Attending SemTech 2011 last week I was struck by a shift in emphasis from “What If?” to “Here’s How”. I think there were more people sharing their experiences, technical & business approaches, and general war stories than on previous years. I think this reflects both the extent to which semantic technologies are, slowly, percolating into the mainstream, and the number of organizations that have jumped in to explore what benefits the technology might bring.

Attendance numbers at SemTech remain high, with around 1500 people visiting the conference this year. SemTech has one of the most punishing schedules of any conference I’ve attended, with 9 parallel tracks on some days! This year I changed my own strategy to spend a little more time in the “hallway track”, which gave me plenty of time to catch up with a number of people.

I did catch a number of talks, and while I won’t attempt to review them all here, I will mention a few stand-out sessions. John O’Donovan’s talk on the experiences of the BBC with semantic web technology was the best keynote. I’ve previously seen other speakers from the BBC talk about the domain modelling approach that is yielding great results for them when building websites, but John was able to put some business and architectural contrast around that which I found interesting.

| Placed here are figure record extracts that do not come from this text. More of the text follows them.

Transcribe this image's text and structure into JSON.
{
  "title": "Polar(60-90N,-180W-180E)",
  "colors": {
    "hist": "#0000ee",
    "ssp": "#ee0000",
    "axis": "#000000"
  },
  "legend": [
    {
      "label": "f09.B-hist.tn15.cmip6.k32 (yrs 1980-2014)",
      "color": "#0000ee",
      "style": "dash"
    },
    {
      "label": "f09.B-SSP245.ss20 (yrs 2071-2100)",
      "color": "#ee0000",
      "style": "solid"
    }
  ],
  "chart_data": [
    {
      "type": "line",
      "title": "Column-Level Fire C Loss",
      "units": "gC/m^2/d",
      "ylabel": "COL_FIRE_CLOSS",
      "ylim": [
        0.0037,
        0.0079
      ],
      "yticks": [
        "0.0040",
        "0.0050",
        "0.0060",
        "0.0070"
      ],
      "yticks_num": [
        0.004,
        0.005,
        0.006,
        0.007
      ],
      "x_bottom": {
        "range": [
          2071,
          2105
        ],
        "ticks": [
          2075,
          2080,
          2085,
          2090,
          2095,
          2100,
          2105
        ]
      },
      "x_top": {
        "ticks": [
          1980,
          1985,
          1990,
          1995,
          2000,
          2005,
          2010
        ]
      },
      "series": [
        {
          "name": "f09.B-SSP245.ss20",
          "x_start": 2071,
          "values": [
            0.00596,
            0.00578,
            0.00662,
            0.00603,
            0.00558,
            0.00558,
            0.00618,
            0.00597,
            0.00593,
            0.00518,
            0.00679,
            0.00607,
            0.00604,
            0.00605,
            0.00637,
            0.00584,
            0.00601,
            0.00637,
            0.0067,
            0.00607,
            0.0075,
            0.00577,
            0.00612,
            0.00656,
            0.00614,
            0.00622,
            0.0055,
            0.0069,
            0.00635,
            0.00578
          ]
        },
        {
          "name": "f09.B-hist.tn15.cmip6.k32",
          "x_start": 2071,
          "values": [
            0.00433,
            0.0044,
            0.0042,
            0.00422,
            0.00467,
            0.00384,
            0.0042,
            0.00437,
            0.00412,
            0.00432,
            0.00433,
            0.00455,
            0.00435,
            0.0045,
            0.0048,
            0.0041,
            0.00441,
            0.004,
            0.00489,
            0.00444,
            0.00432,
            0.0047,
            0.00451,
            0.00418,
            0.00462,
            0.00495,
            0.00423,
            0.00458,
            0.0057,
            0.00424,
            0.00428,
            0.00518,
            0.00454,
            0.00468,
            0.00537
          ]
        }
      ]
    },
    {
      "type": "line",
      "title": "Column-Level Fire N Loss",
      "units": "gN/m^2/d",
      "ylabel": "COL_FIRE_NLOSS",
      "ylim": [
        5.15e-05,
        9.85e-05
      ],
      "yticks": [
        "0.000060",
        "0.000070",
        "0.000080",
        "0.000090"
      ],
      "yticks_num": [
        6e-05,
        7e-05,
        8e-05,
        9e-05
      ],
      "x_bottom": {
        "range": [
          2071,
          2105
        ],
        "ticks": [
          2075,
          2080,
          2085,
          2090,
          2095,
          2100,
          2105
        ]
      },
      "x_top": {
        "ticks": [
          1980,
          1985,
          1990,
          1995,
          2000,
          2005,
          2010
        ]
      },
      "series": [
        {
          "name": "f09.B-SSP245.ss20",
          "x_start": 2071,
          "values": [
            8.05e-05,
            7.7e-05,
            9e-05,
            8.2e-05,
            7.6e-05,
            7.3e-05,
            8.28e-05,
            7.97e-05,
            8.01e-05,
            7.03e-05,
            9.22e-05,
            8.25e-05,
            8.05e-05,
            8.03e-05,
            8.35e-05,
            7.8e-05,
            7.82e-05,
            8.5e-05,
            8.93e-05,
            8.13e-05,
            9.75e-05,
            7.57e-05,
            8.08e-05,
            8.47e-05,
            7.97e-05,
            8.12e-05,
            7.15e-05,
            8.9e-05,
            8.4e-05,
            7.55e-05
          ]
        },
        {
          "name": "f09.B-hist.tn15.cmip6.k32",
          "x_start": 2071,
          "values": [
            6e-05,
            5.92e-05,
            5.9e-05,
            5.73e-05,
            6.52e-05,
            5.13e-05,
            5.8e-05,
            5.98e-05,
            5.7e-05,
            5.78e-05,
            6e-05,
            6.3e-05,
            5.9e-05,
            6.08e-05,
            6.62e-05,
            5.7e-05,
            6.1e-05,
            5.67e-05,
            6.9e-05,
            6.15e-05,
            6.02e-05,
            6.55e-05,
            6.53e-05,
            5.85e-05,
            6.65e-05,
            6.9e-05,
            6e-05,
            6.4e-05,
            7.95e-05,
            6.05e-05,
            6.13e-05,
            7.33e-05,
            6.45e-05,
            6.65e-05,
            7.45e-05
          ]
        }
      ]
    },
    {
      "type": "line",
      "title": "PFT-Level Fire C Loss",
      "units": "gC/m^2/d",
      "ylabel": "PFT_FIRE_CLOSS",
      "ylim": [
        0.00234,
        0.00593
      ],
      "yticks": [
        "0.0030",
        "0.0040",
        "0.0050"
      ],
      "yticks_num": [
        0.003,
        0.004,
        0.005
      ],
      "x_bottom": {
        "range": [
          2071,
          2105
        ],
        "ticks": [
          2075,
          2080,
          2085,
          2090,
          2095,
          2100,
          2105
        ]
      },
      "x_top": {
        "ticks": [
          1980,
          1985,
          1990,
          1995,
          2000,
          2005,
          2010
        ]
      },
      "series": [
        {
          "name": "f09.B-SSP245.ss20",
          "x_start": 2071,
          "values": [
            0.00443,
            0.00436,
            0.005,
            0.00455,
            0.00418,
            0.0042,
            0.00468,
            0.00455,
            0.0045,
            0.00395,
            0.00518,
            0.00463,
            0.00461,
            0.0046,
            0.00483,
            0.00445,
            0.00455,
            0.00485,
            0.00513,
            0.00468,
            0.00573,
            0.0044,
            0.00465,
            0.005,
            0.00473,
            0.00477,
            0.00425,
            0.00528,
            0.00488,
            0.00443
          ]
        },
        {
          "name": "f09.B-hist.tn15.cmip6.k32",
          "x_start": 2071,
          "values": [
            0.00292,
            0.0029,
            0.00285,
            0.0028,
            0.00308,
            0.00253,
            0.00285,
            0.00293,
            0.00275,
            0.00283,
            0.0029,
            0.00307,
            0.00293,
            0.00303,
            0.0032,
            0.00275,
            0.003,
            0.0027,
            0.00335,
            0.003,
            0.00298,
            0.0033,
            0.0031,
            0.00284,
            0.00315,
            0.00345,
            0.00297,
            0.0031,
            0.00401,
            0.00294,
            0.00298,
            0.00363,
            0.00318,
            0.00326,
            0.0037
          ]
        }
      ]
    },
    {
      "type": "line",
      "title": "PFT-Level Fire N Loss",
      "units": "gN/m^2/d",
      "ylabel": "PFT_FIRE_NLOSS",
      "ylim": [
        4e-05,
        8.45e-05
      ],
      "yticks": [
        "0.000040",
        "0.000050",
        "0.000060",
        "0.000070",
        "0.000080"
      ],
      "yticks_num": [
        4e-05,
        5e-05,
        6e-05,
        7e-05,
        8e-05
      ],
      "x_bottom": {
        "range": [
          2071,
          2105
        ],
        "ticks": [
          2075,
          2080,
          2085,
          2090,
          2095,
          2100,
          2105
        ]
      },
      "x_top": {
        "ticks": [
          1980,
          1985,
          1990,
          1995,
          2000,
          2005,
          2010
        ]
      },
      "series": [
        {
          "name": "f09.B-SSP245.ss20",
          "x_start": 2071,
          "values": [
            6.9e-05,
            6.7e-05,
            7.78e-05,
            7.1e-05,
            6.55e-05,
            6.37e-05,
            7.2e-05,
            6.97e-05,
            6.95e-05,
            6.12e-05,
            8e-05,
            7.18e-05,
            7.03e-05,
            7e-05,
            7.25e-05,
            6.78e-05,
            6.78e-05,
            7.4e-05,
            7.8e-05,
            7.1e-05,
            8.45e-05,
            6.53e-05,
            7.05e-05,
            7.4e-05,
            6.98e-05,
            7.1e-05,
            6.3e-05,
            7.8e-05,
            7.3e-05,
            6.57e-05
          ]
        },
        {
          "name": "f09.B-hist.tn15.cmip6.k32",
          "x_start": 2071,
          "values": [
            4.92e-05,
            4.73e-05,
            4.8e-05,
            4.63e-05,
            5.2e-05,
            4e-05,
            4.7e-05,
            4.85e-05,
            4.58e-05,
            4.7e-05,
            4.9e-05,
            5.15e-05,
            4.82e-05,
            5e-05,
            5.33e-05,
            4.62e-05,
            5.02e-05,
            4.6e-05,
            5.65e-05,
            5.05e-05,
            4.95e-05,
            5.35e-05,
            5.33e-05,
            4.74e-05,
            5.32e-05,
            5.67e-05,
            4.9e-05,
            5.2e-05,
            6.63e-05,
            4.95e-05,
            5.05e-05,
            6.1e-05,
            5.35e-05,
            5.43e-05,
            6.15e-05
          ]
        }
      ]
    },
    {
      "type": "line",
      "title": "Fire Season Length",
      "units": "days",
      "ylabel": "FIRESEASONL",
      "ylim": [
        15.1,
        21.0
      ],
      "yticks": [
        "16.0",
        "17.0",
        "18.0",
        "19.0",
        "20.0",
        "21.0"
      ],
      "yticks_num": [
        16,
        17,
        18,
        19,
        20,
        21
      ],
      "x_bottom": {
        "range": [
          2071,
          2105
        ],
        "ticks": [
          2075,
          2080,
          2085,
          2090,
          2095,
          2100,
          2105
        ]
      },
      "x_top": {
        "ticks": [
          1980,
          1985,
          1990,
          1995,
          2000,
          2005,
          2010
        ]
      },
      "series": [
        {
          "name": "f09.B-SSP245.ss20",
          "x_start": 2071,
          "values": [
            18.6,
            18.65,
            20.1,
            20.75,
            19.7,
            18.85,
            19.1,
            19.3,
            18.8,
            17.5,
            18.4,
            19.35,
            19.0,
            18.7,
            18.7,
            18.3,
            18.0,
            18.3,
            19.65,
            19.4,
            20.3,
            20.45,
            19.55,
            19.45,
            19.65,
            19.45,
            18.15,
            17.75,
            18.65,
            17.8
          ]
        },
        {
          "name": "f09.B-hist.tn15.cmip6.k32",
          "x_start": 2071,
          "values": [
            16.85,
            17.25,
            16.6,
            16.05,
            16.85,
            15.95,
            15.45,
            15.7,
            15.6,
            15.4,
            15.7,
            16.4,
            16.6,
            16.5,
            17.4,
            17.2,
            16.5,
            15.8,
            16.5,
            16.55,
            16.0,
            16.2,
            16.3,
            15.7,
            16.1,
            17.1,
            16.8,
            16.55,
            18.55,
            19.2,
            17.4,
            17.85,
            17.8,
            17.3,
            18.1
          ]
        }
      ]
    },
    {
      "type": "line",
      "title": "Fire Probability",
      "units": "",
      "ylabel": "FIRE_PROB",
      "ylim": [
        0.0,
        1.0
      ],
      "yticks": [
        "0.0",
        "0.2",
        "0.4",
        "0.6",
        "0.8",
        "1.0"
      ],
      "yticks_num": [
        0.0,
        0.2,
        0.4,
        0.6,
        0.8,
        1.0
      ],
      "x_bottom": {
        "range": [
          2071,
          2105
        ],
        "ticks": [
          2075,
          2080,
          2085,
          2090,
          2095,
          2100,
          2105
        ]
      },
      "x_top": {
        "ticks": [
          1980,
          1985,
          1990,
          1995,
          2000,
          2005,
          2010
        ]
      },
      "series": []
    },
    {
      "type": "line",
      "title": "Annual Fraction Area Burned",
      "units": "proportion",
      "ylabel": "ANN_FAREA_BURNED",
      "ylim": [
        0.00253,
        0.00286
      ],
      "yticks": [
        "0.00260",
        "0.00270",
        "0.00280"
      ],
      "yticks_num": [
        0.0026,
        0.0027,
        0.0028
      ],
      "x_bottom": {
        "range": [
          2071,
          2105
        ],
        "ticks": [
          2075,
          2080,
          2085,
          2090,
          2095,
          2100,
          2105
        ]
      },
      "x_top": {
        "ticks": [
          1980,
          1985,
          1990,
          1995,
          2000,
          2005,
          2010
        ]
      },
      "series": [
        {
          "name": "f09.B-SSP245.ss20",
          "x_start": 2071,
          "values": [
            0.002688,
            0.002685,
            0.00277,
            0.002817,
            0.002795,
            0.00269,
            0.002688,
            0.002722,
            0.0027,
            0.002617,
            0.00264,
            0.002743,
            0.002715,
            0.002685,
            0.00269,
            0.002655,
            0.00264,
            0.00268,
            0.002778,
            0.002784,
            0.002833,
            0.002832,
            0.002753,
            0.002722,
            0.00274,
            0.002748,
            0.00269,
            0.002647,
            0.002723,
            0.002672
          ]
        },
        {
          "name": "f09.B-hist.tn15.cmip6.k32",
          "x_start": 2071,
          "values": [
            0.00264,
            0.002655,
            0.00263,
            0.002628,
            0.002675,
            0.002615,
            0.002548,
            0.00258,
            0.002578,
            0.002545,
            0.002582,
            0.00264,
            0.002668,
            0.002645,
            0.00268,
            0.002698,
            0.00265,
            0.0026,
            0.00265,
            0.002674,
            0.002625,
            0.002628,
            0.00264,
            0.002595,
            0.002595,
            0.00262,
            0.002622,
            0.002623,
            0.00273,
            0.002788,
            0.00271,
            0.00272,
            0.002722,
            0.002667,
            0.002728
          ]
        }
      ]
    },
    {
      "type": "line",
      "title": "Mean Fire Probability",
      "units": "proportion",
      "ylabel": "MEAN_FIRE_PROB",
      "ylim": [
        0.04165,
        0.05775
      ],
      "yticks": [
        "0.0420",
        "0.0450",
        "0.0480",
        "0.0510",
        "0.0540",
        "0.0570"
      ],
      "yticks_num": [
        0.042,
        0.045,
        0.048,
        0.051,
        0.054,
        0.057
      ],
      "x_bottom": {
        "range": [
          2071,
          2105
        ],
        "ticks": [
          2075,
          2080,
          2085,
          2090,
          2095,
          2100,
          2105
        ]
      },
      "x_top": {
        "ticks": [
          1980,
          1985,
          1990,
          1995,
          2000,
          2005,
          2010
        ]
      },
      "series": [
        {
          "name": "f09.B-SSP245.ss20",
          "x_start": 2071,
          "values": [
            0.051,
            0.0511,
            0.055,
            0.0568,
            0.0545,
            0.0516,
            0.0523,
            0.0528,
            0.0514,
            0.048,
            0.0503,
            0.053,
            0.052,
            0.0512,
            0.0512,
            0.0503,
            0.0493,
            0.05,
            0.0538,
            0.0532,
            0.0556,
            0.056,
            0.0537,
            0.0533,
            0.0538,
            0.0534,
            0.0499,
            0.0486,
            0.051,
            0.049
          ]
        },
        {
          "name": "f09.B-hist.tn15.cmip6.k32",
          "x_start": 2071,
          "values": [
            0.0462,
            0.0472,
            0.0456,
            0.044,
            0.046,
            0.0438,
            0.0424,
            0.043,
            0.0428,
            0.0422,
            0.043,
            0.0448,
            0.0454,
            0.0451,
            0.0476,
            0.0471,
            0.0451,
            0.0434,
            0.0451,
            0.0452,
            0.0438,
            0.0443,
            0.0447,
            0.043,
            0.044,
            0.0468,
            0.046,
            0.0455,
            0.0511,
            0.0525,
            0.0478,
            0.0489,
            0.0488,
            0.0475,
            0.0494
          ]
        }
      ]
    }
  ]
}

I saw echoes of that during the rest of the conference, with the three part architecture — triple store; CMS; search engine — appearing in a number of talks, e.g. from O’Reilly and Entagen. Not surprising as it allows each component to do what it does best, and its an approach I’ve personally used in the past.

The utility of separate search indexes to complement structured queries using SPARQL is something we’re supporting in Kasabi by having both of these options as part of our standard set of APIs.

I also sat in on Lin Clark’s tutorial on using the new semweb features of Drupal 7. We’re using Drupal in Kasabi currently, but haven’t started using these features as yet. Lin gave a great run down of the current Drupal support for publishing and consuming RDF and Linked Data, and I was impressed with the general capabilities.

My main reason for attending SemTech was to give two talks about Kasabi. My first talk was on some of the work we’ve been doing around building APIs over RDF and Linked Data. Our goal is to make make data as useful in as many different contexts and by as many different developers as possible. You can find the slides for these on Slideshare and I’ve embedded them below:

My second talk was a product demo of Kasabi. We launched Kasabi into public beta a few days before SemTech began and I was very pleased to have hit that milestone, allowing me to give a live demo of the product during the talk. I gave a walk through of the site, showing what we’re doing to make datasets more accessible, the ease of publishing both dataset and APIs, and how to quickly import data from the web using a simple browser plugin.

Again, the slides are up on slideshare, and embedded below, but I’m working on some screencasts that should capture the demonstration which was the bulk of the talk.

We had some fantastic reactions to the demo, and lots of interest in the product in general during the event. I was pleased to see Kasabi getting a mention in four other talks during the week. It’s exciting to be able to show more people what we’re building.

I’m looking forward to the new SemTech events later this year in both London and Washington. However Kasabi isn’t just for semantic web developers and so we’ll also be casting a wider net to reach out to developers from a number of different communities.

Attending Strataconf earlier this year confirmed for me that it will quickly become another key event for those of us interested in data. There seems to be a great community forming around the conference already. I did come away from the January conference wishing there had been more discussion of publishing data to the web, rather than simply using data from the web, but I think the emphasis was right for that first event. I’ll interested to see how Edd Dumbill is planning to add a little more semantic web flavour to the agenda of later events.